I'm assuming you're using Emacs (otherwise why would you be commenting in this thread, right?). It's weird to hear that from an Emacs user - it's inherently a modal editor - keycords are modal, isearch is modal, repeat-mode is modal, transients are all modals with states. Evil-mode only adds some consistent "language" and structure to deal with modality, there's nothing much to it.

Idea of vim-navigation is actually pretty neat thing - absolutely beautiful, practical model. Its biggest problem is that it encapsulates some tacit knowledge - nobody can really explain the benefits of it to anyone until they try it for some time and it "clicks". I suppose just how learning to ride a bike may work differently for different people - it also takes different amount of time and effort. But once you figure it out - there's really no going back - no reason. It's very rare to meet people who've mastered it and then willingly stopped using it.

There's no conceptual difference in switching between navigation and insert modes in Vim and e.g. C-c C-c/C-d in Emacs - the only difference that you're in-between state more often, but once muscle memory trained, it becomes second nature - you don't even think about what mode you're actually in - it becomes very fluid and consistent flow state that allows you to very efficiently navigate and deal with text - with any kind of text - plain and structured.
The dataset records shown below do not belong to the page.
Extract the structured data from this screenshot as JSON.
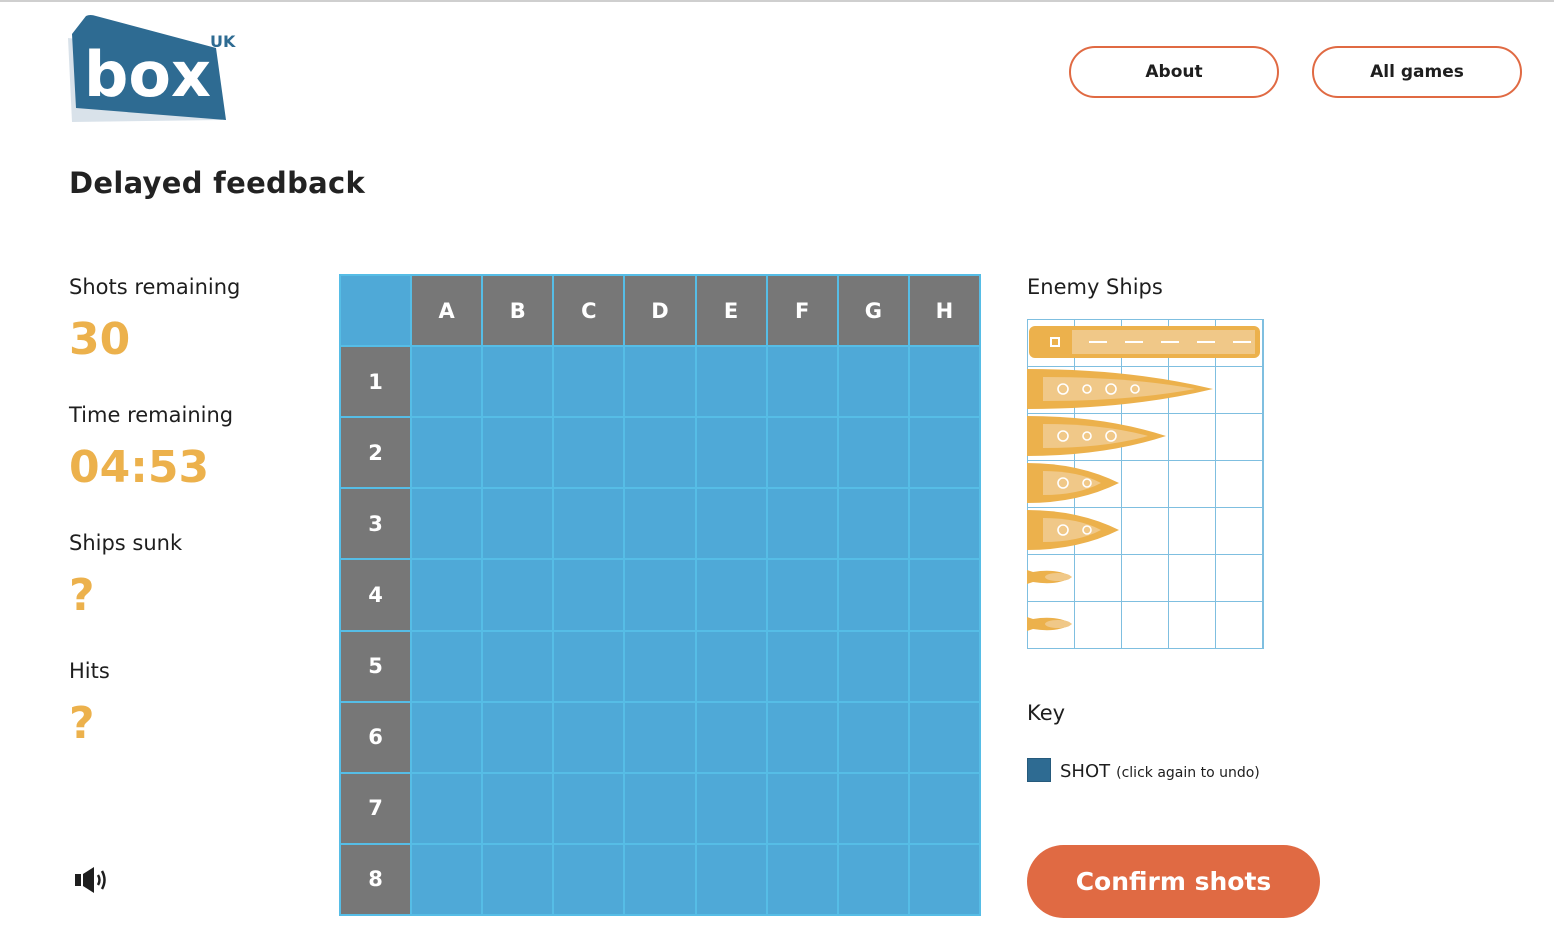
{
  "header": {
    "logo": {
      "text": "box",
      "superscript": "UK"
    },
    "nav": [
      {
        "label": "About"
      },
      {
        "label": "All games"
      }
    ]
  },
  "page_title": "Delayed feedback",
  "stats": {
    "shots_remaining": {
      "label": "Shots remaining",
      "value": "30"
    },
    "time_remaining": {
      "label": "Time remaining",
      "value": "04:53"
    },
    "ships_sunk": {
      "label": "Ships sunk",
      "value": "?"
    },
    "hits": {
      "label": "Hits",
      "value": "?"
    }
  },
  "sound_icon": "speaker-on-icon",
  "board": {
    "columns": [
      "A",
      "B",
      "C",
      "D",
      "E",
      "F",
      "G",
      "H"
    ],
    "rows": [
      "1",
      "2",
      "3",
      "4",
      "5",
      "6",
      "7",
      "8"
    ],
    "shots": []
  },
  "enemy_ships": {
    "title": "Enemy Ships",
    "ships": [
      {
        "type": "carrier",
        "length": 5
      },
      {
        "type": "battleship",
        "length": 4
      },
      {
        "type": "cruiser",
        "length": 3
      },
      {
        "type": "destroyer",
        "length": 2
      },
      {
        "type": "destroyer",
        "length": 2
      },
      {
        "type": "submarine",
        "length": 1
      },
      {
        "type": "submarine",
        "length": 1
      }
    ]
  },
  "key": {
    "title": "Key",
    "items": [
      {
        "label": "SHOT",
        "hint": "(click again to undo)",
        "color": "#2e6b92"
      }
    ]
  },
  "confirm_button": {
    "label": "Confirm shots"
  },
  "colors": {
    "accent": "#e06a43",
    "stat_value": "#ecb14c",
    "board_cell": "#4fa9d7",
    "board_header": "#777777",
    "ship": "#ecb14c",
    "brand": "#2e6b92"
  }
}
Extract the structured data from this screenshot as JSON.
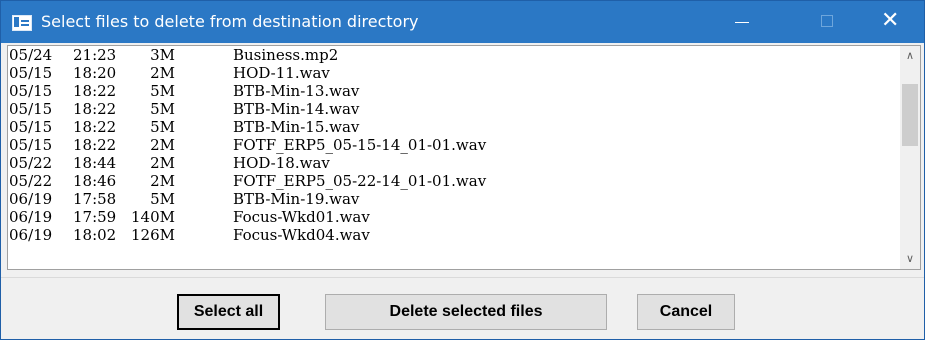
{
  "window": {
    "title": "Select files to delete from destination directory",
    "controls": {
      "minimize": "—",
      "close": "✕"
    }
  },
  "files": [
    {
      "date": "05/24",
      "time": "21:23",
      "size": "3M",
      "name": "Business.mp2"
    },
    {
      "date": "05/15",
      "time": "18:20",
      "size": "2M",
      "name": "HOD-11.wav"
    },
    {
      "date": "05/15",
      "time": "18:22",
      "size": "5M",
      "name": "BTB-Min-13.wav"
    },
    {
      "date": "05/15",
      "time": "18:22",
      "size": "5M",
      "name": "BTB-Min-14.wav"
    },
    {
      "date": "05/15",
      "time": "18:22",
      "size": "5M",
      "name": "BTB-Min-15.wav"
    },
    {
      "date": "05/15",
      "time": "18:22",
      "size": "2M",
      "name": "FOTF_ERP5_05-15-14_01-01.wav"
    },
    {
      "date": "05/22",
      "time": "18:44",
      "size": "2M",
      "name": "HOD-18.wav"
    },
    {
      "date": "05/22",
      "time": "18:46",
      "size": "2M",
      "name": "FOTF_ERP5_05-22-14_01-01.wav"
    },
    {
      "date": "06/19",
      "time": "17:58",
      "size": "5M",
      "name": "BTB-Min-19.wav"
    },
    {
      "date": "06/19",
      "time": "17:59",
      "size": "140M",
      "name": "Focus-Wkd01.wav"
    },
    {
      "date": "06/19",
      "time": "18:02",
      "size": "126M",
      "name": "Focus-Wkd04.wav"
    }
  ],
  "scroll_position": 0.15,
  "buttons": {
    "select_all": "Select all",
    "delete_selected": "Delete selected files",
    "cancel": "Cancel"
  },
  "colors": {
    "titlebar": "#2b78c5",
    "list_background": "#ffffff",
    "dialog_background": "#f0f0f0"
  }
}
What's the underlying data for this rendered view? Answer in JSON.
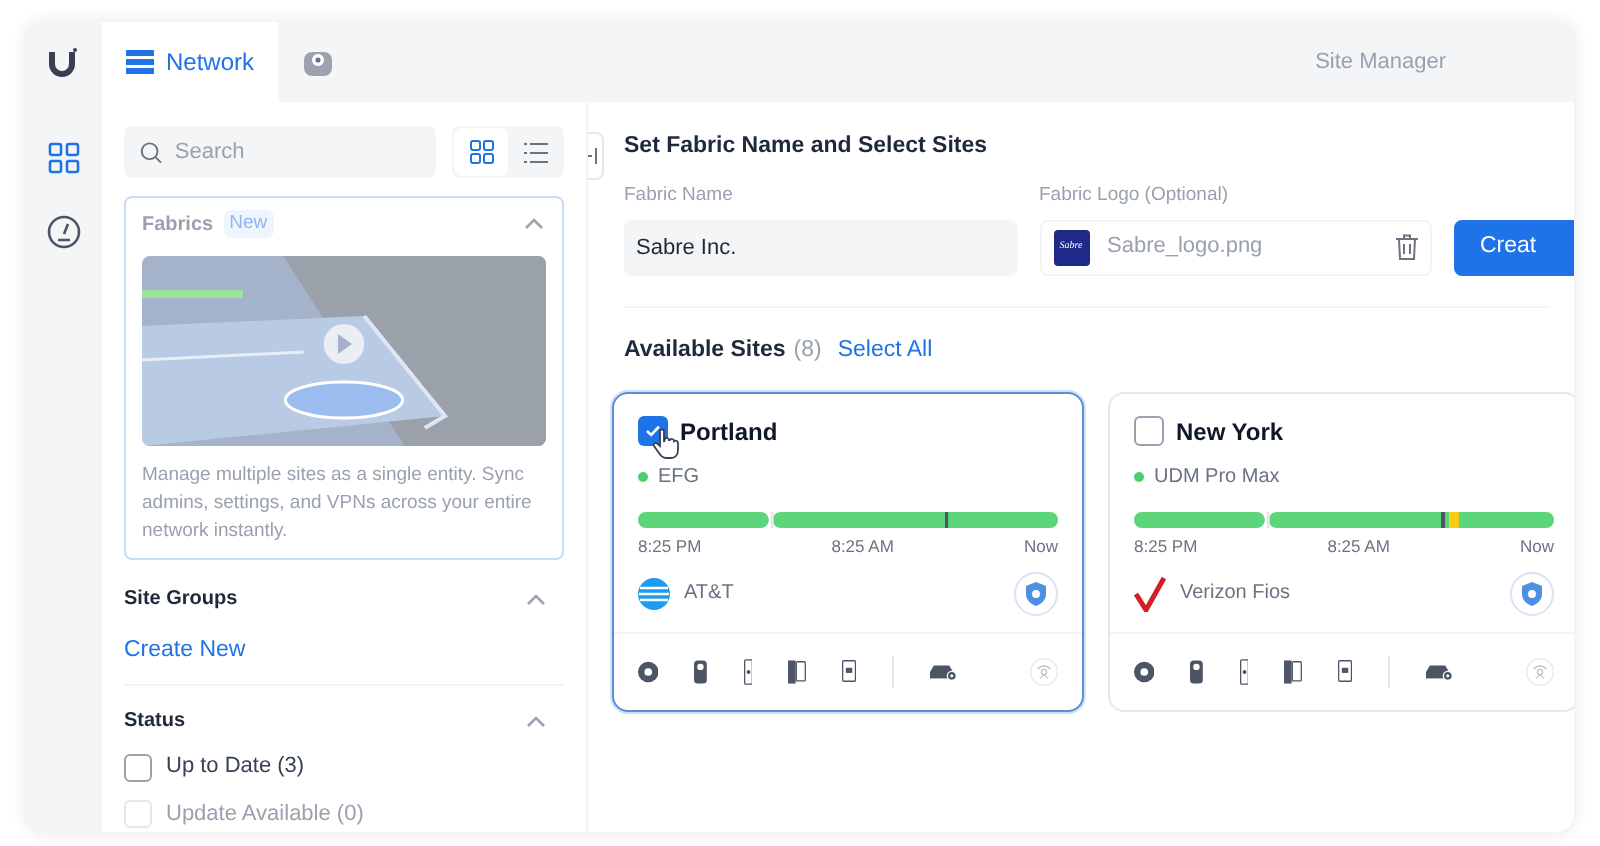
{
  "topbar": {
    "tabs": [
      {
        "label": "Network",
        "selected": true,
        "kind": "network"
      },
      {
        "selected": false,
        "kind": "protect"
      }
    ],
    "title": "Site Manager"
  },
  "sidebar": {
    "search": {
      "placeholder": "Search"
    },
    "view_toggle": [
      {
        "kind": "grid",
        "selected": true
      },
      {
        "kind": "list",
        "selected": false
      }
    ],
    "fabrics": {
      "title": "Fabrics",
      "badge": "New",
      "expanded": true,
      "description": "Manage multiple sites as a single entity. Sync admins, settings, and VPNs across your entire network instantly."
    },
    "site_groups": {
      "title": "Site Groups",
      "expanded": true,
      "link": "Create New"
    },
    "status": {
      "title": "Status",
      "expanded": true,
      "options": [
        {
          "label": "Up to Date (3)",
          "checked": false,
          "disabled": false
        },
        {
          "label": "Update Available (0)",
          "checked": false,
          "disabled": true
        }
      ]
    }
  },
  "form": {
    "heading": "Set Fabric Name and Select Sites",
    "name_label": "Fabric Name",
    "name_value": "Sabre Inc.",
    "logo_label": "Fabric Logo (Optional)",
    "logo_text": "Sabre",
    "logo_file": "Sabre_logo.png",
    "create_button": "Creat"
  },
  "sites_header": {
    "title": "Available Sites",
    "count": "(8)",
    "select_all": "Select All"
  },
  "sites": [
    {
      "name": "Portland",
      "selected": true,
      "device": "EFG",
      "online": true,
      "uptime": {
        "kind": "normal"
      },
      "times": [
        "8:25 PM",
        "8:25 AM",
        "Now"
      ],
      "isp": "AT&T",
      "isp_logo": {
        "kind": "att"
      }
    },
    {
      "name": "New York",
      "selected": false,
      "device": "UDM Pro Max",
      "online": true,
      "uptime": {
        "kind": "warning"
      },
      "times": [
        "8:25 PM",
        "8:25 AM",
        "Now"
      ],
      "isp": "Verizon Fios",
      "isp_logo": {
        "kind": "verizon"
      }
    }
  ]
}
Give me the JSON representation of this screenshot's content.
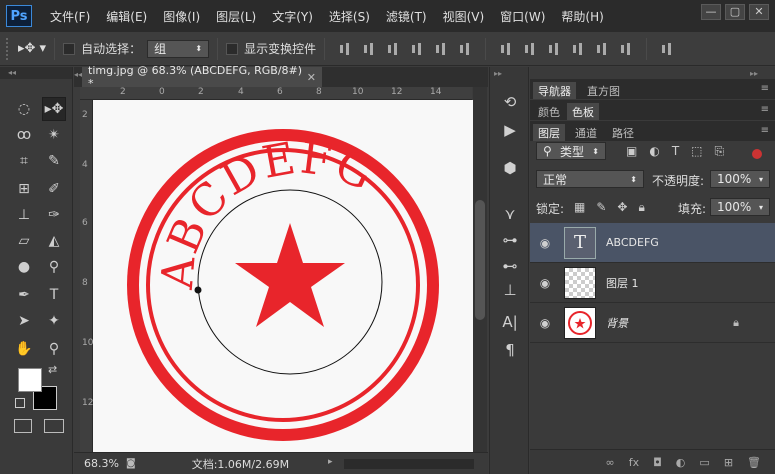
{
  "app": {
    "logo": "Ps",
    "menu": [
      "文件(F)",
      "编辑(E)",
      "图像(I)",
      "图层(L)",
      "文字(Y)",
      "选择(S)",
      "滤镜(T)",
      "视图(V)",
      "窗口(W)",
      "帮助(H)"
    ],
    "window_controls": [
      "—",
      "▢",
      "✕"
    ]
  },
  "options_bar": {
    "auto_select_label": "自动选择：",
    "auto_select_value": "组",
    "show_transform_label": "显示变换控件"
  },
  "document": {
    "tab_title": "timg.jpg @ 68.3% (ABCDEFG, RGB/8#) *",
    "ruler_top": [
      "2",
      "0",
      "2",
      "4",
      "6",
      "8",
      "10",
      "12",
      "14"
    ],
    "ruler_left": [
      "2",
      "4",
      "6",
      "8",
      "10",
      "12"
    ],
    "stamp_text": "ABCDEFG",
    "zoom": "68.3%",
    "doc_info": "文档:1.06M/2.69M"
  },
  "panels": {
    "navigator_tabs": [
      "导航器",
      "直方图"
    ],
    "color_tabs": [
      "颜色",
      "色板"
    ],
    "layer_tabs": [
      "图层",
      "通道",
      "路径"
    ],
    "kind_filter": "类型",
    "blend_mode": "正常",
    "opacity_label": "不透明度:",
    "opacity_value": "100%",
    "lock_label": "锁定:",
    "fill_label": "填充:",
    "fill_value": "100%",
    "layers": [
      {
        "name": "ABCDEFG"
      },
      {
        "name": "图层 1"
      },
      {
        "name": "背景"
      }
    ],
    "bottom_icons": [
      "∞",
      "fx"
    ]
  },
  "colors": {
    "stamp_red": "#e8252b",
    "selected_layer": "#4a5466"
  }
}
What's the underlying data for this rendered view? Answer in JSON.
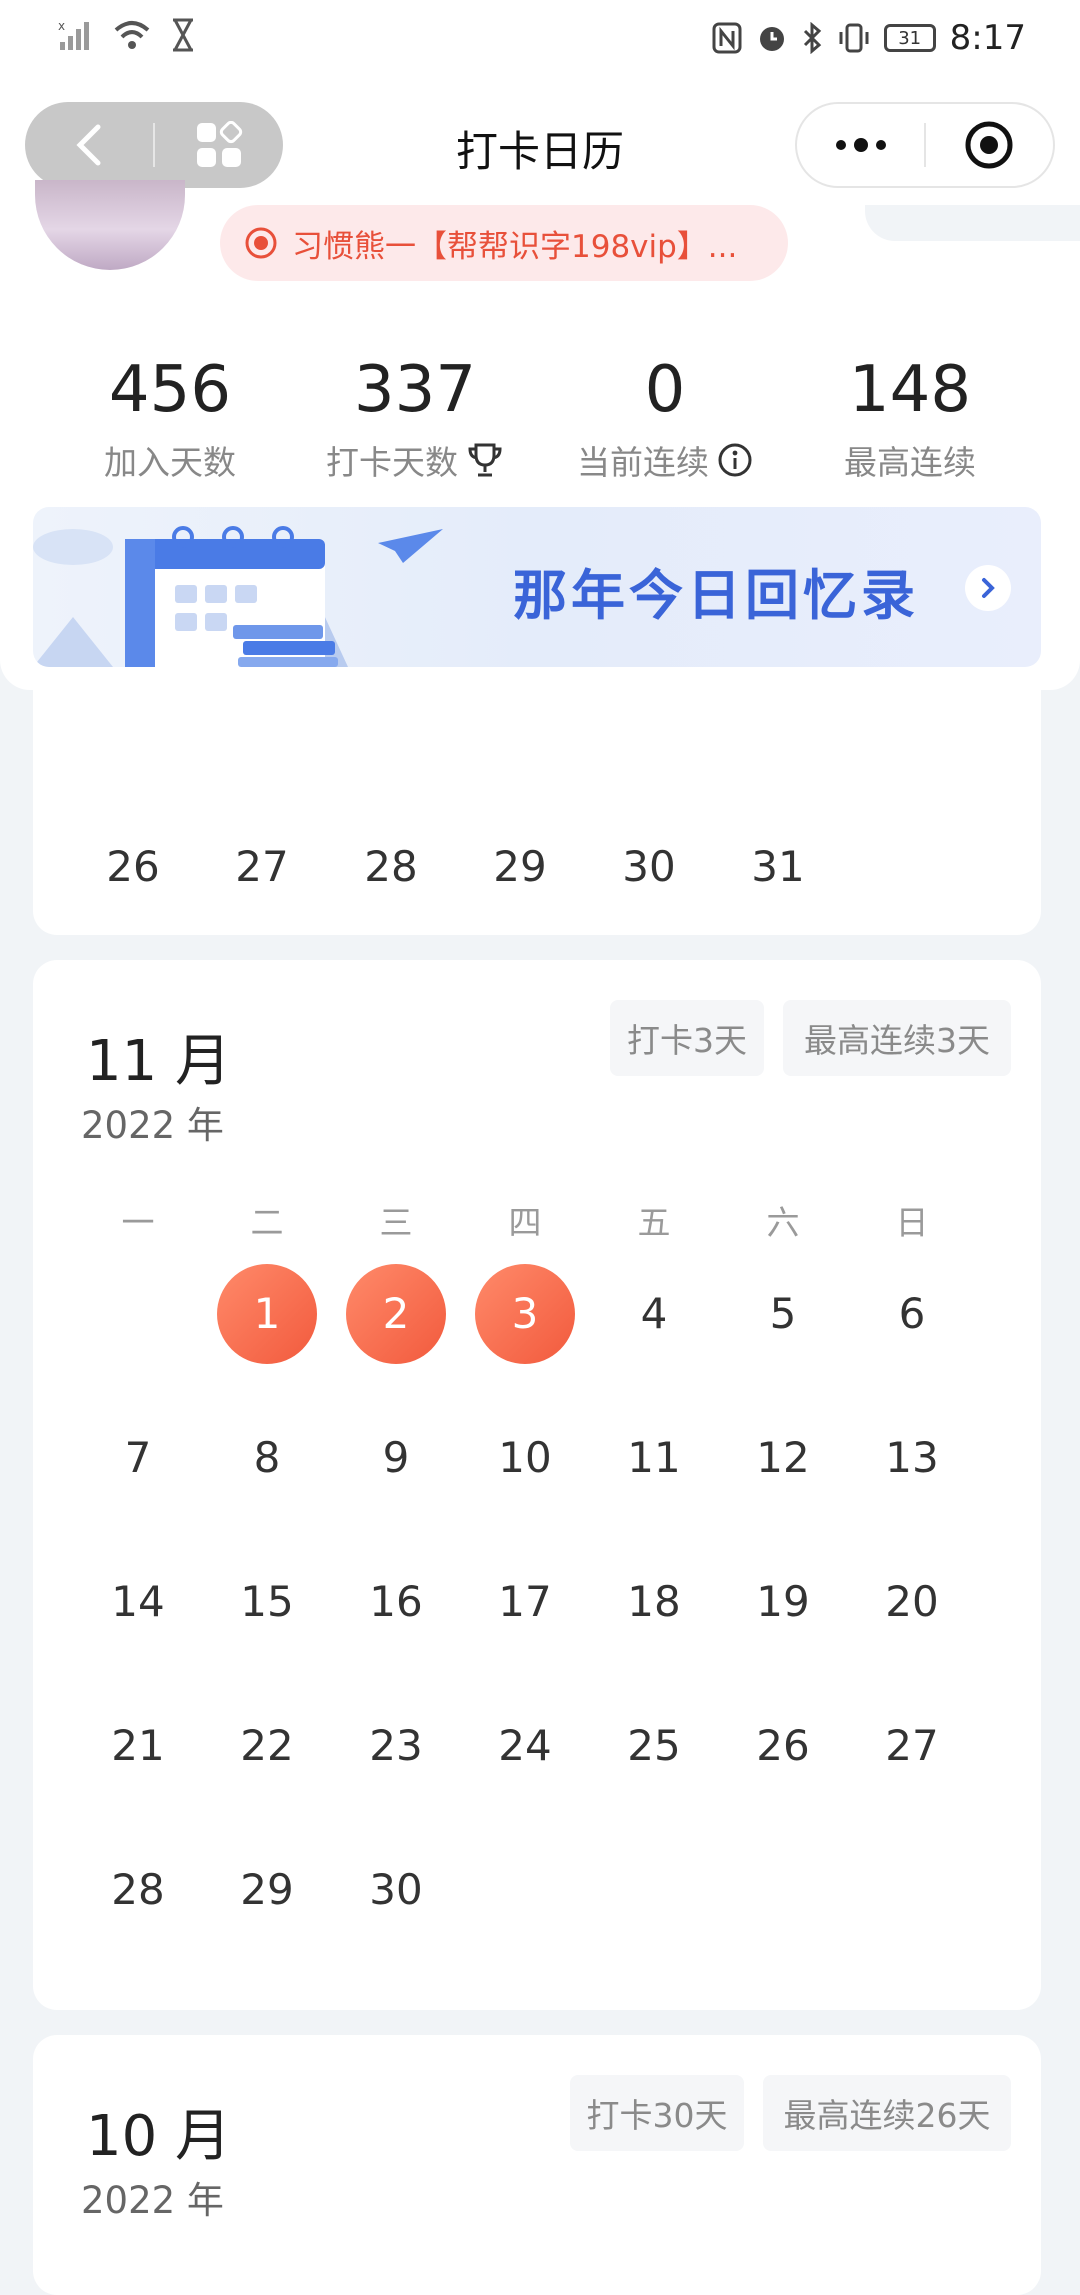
{
  "status_bar": {
    "time": "8:17",
    "battery": "31"
  },
  "nav": {
    "title": "打卡日历"
  },
  "profile": {
    "habit_name": "习惯熊一【帮帮识字198vip】..."
  },
  "stats": [
    {
      "value": "456",
      "label": "加入天数"
    },
    {
      "value": "337",
      "label": "打卡天数"
    },
    {
      "value": "0",
      "label": "当前连续"
    },
    {
      "value": "148",
      "label": "最高连续"
    }
  ],
  "banner": {
    "title": "那年今日回忆录"
  },
  "prev_month_tail": {
    "days": [
      "26",
      "27",
      "28",
      "29",
      "30",
      "31"
    ]
  },
  "weekdays": [
    "一",
    "二",
    "三",
    "四",
    "五",
    "六",
    "日"
  ],
  "november": {
    "month": "11 月",
    "year": "2022 年",
    "chip_checkin": "打卡3天",
    "chip_streak": "最高连续3天",
    "checked_days": [
      1,
      2,
      3
    ],
    "first_weekday_index": 1,
    "days_in_month": 30
  },
  "october": {
    "month": "10 月",
    "year": "2022 年",
    "chip_checkin": "打卡30天",
    "chip_streak": "最高连续26天"
  },
  "colors": {
    "accent": "#f25a3d",
    "banner_text": "#3a64d8"
  }
}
Also, I find that mastering efficiency in Emacs using only vanilla keybindings is a bit harder than becoming a keyboard-maestro with the help of evil-mode or similar modal modes like meow. I've been working over a decade in various teams where people use Emacs, and evil-mode users typically figure out things much faster, while those sticking to native keybindings, don't even discover some great features of Emacs for years.

1 comments

Ack. Forgot to respond to this. Yes, valid point. I guess when you swim in the sea of modal interfaces you're used to you don't see them. It's entirely possible the reason I like emacs more than vi is I just used emacs a lot more. Also, I like that emacs starts in a mode where it prints out what you type in. I know some versions of vim did this too, but now it seems sort of random so I always hit escape i any time i start vi. Also, I do appreciate vi's keystrokes. They seem to be better thought out than emacs'. I'm sure you can modify bindings in vim by now. Not sure what you mean by C-c C-c in emacs. That's not bound to anything on my system. Are you talking about (overwrite-mode)?

Not sure I understand why vi navigation is better. I always thought emacs' arrow keys were better than escape-h,j,k or l. Much of the time I just use emacs' equivalent of leaping, ctrl-s and ctrl-r to search forward and back.